“You didn’t sayIcouldn’t sit onyou, right? That wasn’t a rule?” I looked to the group standing back watching, and Fen smiled that smile at me, and I couldn’t help but beam. I felt his pride, and that was the best compliment he could have given me. “Tap out yet?” I asked.
“You’re a fucking beast,” Kai said. “I give. You win.”
“Yay.” Wren clapped her hands.
Greeve came over and offered me a hand up. I took it, and he shoved Kai over with his boot. “I can’t wait to tell Tolero you got beat by a girl.”
“Asshole,” Kai groaned.
“She’s hardly a girl,” Fen said, studying me. I’d never felt so exposed. I immediately started strapping my weapons back on. Naturally.
“I let her win,” Kai said, getting up.
“You’re bleeding and took the fetal position on the ground.” Fen stood beside me. “I’d say she beat you fair and square.”
“Where’d you learn to fight like that?” Lichen asked, the suspicion clear on his face.
“I told you yesterday, I trained with my father. The one I knew. Did you ever meet him?”
“I did, but I never had the pleasure of watching him fight.”
“I bet he was amazing,” Wren said.
“He was,” Fen answered. “Ask my father. He could tell you plenty of stories.”
“He could?” I asked, wishing I truly could ask the elder king.
“My father knew your real father and the one who raised you. They were both amazing. Someday, you should ask him.”
“If I ever go to the Flame Court, I will,” I said.
“Of course you’ll come home with us,” Wren said. “Won’t you?”
“I honestly don’t know.” The high from my win left as quickly as it had come. “I have a lot to figure out, I guess.”
“Speaking of figuring out where we are going, where exactly are we headed from here?” Fen asked Kai.
“I have a map here,” Lichen said, pulling a folded piece of oversized paper from his pack. “We’ve just come clear of the maze forest and crossed this clearing here. You can see the hills we’re in right now. As a point of reference, I think if we traveled straight south, we would reach Hythe in the Marsh Court.”
“Aren’t we going north?” Wren asked.
“Yes, so if we travel through the rest of these hills, we will hit the Wind Court by nightfall and be standing right at the base of the mountain range. We then follow the mountains west until we find the gap. It’s going to get colder than any of us can possibly imagine. I hope everyone is geared up for that.”
“We’ll have to make the best of it,” Fen said. “Kai, take the lead. Ara and I will bring up the back end while we work on her magic.”
“Going to work on her from the back end, eh?” Every tooth Kai could possibly show gleamed as he dodged Fen’s flying fist.
“Go soak your head,” Fen teased. “Be sure to find the deepest part of the ocean.”

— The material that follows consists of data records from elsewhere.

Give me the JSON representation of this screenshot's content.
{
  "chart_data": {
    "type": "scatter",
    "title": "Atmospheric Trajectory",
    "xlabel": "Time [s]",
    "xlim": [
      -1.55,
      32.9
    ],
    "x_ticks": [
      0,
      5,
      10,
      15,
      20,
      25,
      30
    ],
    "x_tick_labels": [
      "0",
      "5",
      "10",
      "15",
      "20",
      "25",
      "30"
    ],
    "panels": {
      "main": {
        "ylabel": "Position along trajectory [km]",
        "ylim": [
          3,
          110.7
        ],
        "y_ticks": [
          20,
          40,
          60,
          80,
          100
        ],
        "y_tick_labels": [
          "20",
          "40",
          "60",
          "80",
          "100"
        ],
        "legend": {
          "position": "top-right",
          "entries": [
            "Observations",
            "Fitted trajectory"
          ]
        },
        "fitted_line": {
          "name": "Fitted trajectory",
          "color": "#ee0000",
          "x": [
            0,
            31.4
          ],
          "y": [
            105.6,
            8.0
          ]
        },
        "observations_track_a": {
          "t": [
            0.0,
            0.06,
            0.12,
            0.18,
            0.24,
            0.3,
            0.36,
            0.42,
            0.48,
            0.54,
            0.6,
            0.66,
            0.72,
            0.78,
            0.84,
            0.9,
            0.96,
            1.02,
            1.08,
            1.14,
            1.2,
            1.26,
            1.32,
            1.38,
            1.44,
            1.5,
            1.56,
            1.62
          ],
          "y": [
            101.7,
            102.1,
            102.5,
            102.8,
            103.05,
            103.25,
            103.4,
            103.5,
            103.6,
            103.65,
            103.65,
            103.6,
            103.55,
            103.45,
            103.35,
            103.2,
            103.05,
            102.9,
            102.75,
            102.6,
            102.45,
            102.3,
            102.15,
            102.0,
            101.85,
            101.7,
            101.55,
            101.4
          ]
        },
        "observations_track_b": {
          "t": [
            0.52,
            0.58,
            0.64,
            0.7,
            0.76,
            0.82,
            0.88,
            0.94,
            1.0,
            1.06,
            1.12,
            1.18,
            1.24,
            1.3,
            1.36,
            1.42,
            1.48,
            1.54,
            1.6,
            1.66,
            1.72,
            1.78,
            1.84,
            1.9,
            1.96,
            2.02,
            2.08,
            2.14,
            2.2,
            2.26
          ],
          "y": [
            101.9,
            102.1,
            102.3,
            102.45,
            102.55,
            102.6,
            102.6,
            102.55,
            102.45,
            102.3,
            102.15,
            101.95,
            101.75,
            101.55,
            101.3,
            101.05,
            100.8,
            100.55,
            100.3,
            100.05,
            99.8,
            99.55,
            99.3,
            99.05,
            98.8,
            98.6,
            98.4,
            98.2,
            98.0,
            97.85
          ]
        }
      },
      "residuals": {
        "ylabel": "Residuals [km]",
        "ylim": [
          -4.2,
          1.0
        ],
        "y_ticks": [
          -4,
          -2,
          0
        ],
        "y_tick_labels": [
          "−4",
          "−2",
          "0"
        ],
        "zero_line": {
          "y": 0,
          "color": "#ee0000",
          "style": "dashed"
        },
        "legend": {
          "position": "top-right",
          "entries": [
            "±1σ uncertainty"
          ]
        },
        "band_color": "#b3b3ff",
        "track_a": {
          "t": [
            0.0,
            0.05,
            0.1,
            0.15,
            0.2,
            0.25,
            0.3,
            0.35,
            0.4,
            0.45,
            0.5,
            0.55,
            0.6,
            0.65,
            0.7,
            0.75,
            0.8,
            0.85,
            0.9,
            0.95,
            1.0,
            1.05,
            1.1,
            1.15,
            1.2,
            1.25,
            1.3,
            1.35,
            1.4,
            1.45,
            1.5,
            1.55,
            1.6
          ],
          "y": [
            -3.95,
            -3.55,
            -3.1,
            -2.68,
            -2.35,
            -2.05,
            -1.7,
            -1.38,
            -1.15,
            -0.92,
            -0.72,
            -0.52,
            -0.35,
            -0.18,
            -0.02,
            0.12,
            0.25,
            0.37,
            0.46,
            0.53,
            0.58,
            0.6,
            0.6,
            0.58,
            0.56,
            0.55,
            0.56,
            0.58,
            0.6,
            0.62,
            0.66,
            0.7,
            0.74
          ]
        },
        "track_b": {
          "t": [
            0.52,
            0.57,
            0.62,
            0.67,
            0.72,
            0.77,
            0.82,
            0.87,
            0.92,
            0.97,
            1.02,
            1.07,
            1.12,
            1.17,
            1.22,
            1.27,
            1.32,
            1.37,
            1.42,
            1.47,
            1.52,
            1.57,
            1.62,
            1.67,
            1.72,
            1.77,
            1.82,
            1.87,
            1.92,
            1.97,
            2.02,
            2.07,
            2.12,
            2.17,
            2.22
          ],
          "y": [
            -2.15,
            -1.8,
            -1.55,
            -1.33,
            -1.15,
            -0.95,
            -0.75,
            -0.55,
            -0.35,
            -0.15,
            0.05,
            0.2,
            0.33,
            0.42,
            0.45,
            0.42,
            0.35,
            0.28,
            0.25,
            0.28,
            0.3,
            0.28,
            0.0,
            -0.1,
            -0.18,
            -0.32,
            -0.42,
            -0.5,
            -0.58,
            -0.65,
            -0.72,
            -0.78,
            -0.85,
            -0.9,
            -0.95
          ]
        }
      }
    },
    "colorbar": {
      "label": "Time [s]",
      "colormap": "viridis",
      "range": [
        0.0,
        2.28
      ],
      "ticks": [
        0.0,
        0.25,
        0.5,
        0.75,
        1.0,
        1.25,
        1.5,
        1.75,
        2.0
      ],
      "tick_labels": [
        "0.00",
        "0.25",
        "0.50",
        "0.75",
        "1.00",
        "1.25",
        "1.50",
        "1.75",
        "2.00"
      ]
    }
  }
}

“Not an insult to our little sea enthusiast—he’d love that. Let’s not forget his penchant for mermaids,” Greeve chuckled, pulling him into a headlock.
“Don’t even act like you guys aren’t curious. I just want to know where to put it. Still waiting on you to get me that answer,” he said, shoving out of Greeve’s playful grip.
Fen laughed louder than I’d ever heard him. “Kai saved a sea fae when he was a boy. Just a little fish. She gave him something to remember him by, didn’t she, pal.”
“You guys can make fun of me all you want, but someday, I’m probably going to become a sea God and you’ll all be sorry,” he said, flashing the opaque sea glass ring he kept on his little finger.
“Right.” Wren giggled. “And someday I’m going to learn to fly.”